400Bad request. May occur if the delegation chain depth exceeds the maximum allowed limit of 4 nested levels, or if required parameters are missing.
401Unauthorized. The subject token is invalid, expired, or the client credentials are incorrect.
403Forbidden. The client does not have permission to perform the token exchange, or the user does not have the requested scopes for the target audience.
{
  "access_token": "eyJ...",
  "expires_in": 86400,
  "token_type": "Bearer",
  "issued_token_type": "urn:ietf:params:oauth:token-type:access_token"
}

Response Fields

access_token
string
The new Auth0 access token scoped for the downstream API. This JSON Web Token (JWT) contains the same sub (user identity) as the subject token, with the aud set to the requested downstream API audience.
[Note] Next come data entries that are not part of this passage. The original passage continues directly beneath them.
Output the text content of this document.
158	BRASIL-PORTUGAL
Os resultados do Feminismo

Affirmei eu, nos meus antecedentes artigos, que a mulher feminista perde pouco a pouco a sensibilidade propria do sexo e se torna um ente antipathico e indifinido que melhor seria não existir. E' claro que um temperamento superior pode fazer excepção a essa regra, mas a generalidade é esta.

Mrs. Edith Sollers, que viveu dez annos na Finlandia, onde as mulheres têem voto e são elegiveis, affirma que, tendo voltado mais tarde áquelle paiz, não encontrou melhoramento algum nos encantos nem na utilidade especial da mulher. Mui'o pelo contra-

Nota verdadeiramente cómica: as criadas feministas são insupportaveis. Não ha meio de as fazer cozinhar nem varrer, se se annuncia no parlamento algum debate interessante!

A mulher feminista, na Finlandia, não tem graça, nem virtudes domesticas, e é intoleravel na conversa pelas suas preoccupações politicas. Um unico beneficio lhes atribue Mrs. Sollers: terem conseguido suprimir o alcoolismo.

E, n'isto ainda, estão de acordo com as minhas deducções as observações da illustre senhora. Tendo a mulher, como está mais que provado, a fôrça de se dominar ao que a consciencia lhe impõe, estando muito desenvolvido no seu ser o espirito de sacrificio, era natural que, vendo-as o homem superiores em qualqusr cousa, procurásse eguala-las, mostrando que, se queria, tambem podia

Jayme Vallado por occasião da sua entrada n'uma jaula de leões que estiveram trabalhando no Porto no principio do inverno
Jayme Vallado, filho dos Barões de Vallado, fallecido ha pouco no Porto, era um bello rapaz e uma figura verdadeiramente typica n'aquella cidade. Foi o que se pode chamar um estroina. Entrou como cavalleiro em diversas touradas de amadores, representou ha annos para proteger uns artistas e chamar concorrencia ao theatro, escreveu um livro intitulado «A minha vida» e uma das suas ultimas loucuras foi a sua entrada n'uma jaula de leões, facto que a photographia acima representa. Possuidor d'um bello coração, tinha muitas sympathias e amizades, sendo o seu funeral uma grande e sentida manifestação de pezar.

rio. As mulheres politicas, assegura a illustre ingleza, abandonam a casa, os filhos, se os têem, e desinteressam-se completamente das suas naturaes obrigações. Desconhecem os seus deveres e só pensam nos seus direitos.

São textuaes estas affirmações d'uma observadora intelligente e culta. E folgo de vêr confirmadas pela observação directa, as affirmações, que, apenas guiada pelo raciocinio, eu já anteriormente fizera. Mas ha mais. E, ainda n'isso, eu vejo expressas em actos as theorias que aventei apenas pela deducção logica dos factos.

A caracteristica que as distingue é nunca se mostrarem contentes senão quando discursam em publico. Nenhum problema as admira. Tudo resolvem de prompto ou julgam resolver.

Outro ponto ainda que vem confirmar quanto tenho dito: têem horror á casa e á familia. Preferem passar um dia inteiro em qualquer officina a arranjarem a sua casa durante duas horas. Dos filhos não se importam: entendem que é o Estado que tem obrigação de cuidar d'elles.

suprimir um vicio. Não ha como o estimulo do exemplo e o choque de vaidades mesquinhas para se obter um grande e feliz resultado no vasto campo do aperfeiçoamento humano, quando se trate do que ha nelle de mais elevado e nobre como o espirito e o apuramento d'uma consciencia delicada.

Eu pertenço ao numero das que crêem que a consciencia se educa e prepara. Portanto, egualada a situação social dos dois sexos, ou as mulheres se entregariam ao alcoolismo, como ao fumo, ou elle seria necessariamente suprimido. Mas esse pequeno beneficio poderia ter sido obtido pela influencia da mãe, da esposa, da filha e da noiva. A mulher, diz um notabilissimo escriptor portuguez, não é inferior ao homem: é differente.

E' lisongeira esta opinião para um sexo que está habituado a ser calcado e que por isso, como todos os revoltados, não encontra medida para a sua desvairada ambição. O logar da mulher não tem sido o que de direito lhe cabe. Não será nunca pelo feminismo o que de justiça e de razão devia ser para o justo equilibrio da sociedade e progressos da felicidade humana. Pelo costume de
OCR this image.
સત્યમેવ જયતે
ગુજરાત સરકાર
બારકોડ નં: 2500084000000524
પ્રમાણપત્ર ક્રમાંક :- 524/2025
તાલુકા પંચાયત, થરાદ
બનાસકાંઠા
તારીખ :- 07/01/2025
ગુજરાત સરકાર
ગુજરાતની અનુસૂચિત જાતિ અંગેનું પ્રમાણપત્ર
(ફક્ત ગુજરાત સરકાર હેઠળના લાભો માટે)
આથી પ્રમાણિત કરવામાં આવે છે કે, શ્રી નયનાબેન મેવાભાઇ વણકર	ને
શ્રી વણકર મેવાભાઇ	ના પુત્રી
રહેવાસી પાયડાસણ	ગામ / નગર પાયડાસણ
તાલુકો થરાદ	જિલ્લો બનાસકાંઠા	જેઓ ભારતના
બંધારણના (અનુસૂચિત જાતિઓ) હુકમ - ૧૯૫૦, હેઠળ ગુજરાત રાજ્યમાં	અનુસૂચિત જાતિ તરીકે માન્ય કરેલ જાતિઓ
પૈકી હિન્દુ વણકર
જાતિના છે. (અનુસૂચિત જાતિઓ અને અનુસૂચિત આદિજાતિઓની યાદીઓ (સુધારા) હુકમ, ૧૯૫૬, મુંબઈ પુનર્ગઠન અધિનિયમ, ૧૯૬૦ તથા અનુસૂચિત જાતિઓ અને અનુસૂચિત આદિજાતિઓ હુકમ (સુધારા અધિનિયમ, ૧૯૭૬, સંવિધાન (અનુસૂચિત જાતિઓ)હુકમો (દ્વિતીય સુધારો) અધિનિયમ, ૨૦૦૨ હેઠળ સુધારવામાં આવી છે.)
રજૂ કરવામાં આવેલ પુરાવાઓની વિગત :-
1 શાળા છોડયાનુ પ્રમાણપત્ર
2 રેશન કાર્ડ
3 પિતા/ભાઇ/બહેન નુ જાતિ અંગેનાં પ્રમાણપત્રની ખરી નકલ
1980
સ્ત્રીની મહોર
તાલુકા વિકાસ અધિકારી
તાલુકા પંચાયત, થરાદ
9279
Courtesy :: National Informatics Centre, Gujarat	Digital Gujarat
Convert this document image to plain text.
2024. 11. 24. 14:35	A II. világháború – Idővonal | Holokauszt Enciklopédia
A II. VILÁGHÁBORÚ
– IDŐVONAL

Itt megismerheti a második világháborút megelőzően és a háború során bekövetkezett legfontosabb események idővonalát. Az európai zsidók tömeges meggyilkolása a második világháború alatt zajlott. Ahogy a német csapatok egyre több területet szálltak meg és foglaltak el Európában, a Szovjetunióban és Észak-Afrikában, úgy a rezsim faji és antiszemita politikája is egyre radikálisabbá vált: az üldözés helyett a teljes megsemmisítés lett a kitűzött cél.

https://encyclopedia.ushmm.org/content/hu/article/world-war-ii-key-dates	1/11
The act claim tracks the delegation chain.
issued_token_type
string
Confirms the format of the token returned. This matches the requested_token_type from your request.Value: urn:ietf:params:oauth:token-type:access_token
token_type
string
Specifies the authentication scheme to use in the Authorization header. For OBO, this is Bearer unless using DPoP, in which case DPoP will be used.
expires_in
number
The lifetime of the token in seconds.
scope
string
(Optional) Only included if the granted scopes differ from the requested scopes. Space-delimited list of scopes that were actually granted.